Le dessinateur Riss est l’un des survivants de l’attaque islamiste de janvier 2015 contre la rédaction de l’hebdomadaire satyrique Charlie Hebdo (12 morts, 11 blessés dont 4 grièvement) dont il reprendra la direction après sa sortie de l’hôpital. Dans ce récit il revient sur cette tragédie qui a stupéfié la France, précédé de quelques jours celle de l’HyperCasher (4 morts) et de quelques mois celles du Bataclan et des « Terrasses » à Paris en novembre (130 morts, plus de 400 blessés). Il raconte ces 100 secondes fatidiques qui se sont déroulées à l’intérieur de la rédaction du journal transformé en champs de massacre, et il narre, surtout, les années d’avant et celles d’après.

Dessinateur dans l’âme depuis l’enfance il avance progressivement dans la carrière, rencontre ses héros Cabu, Wolinski, Cavanna… et s’associe avec eux lorsque Charlie Hebdo est relancé en 1992. Il apprend le métier avec ces géants, Charb devient son ami. Cette joyeuse bande vivote dans un journal toujours entre la faillite et la poilade mais ses membres rigolent à n’en plus finir et croquent la vie française de façon toujours plus hilarante et provocatrice au nom de la liberté d’expression.

Mais cet âge d’or se termine en 2015, la rigolade a pris fin, écrasée sur le mur de la bêtise humaine. Les survivants et la relève continuent le journal. Avec une certaine amertume Riss raconte les combats post-janvier 2015, contre les intellectuels de l’islamo-gauchisme émergent, contre les revendications des aigrefins qui rôdent autour des dons reçus par la rédaction par millions d’euros après le drame et, toujours avec une foi et un engagement qui forcent l’admiration, pour la liberté d’expression quel que soit le sujet.

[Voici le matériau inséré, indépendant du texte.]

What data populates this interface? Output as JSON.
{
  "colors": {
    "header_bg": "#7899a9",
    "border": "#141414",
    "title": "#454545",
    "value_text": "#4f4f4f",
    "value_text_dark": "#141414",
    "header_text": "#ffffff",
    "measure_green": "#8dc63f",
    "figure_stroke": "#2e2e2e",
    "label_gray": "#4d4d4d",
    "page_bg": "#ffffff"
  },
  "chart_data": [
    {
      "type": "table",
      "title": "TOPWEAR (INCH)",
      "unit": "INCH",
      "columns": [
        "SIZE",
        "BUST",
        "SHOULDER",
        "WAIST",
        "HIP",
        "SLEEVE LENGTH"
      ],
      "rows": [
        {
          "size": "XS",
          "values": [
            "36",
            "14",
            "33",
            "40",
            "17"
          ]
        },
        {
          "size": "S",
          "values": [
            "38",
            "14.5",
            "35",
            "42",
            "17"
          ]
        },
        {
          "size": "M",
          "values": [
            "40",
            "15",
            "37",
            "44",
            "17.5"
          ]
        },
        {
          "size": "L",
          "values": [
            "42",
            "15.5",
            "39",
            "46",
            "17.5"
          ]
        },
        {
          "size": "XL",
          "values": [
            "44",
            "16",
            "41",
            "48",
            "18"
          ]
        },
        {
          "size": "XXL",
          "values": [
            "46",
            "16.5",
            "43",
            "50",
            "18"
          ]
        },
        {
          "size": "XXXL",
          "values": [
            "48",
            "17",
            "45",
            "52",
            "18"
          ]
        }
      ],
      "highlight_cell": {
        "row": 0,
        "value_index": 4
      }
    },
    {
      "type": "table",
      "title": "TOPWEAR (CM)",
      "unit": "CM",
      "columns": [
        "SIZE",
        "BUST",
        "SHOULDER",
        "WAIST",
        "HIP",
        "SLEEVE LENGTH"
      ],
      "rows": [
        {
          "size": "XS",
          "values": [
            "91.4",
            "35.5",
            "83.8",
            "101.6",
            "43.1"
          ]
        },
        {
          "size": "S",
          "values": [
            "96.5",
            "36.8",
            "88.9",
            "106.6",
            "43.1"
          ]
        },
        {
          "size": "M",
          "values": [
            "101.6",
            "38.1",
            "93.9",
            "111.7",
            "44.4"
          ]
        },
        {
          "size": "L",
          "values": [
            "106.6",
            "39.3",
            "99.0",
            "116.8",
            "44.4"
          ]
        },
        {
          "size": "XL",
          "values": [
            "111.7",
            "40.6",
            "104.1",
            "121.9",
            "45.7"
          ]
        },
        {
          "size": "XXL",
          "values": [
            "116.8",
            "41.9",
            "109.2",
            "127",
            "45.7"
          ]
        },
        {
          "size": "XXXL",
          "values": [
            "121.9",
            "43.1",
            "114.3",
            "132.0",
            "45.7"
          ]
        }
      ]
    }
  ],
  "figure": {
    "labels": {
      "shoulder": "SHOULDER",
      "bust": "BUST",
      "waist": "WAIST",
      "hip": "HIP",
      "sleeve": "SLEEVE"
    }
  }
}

Ce récit est émouvant, on n’y retrouve pas l’humour grinçant habituel du Riss que l’on connaît dans Charlie. C’est le livre de la gravité. Beaucoup a déjà été dit et écrit sur cette tragédie par ceux qui ont survécu, Riss avait certainement besoin lui aussi de coucher ses sentiments sur le papier, d’autant plus que ces survivants sont non seulement marqués par ce qu’ils ont vécu mais restent sous la menace du terrorisme religieux nécessitant leur protection sans doute jusqu’à la fin de leurs jours, leur rappelant tous les matins le monde terrible dans lequel ils sont entrés ce 7 janvier 2015, sans espoir de retour.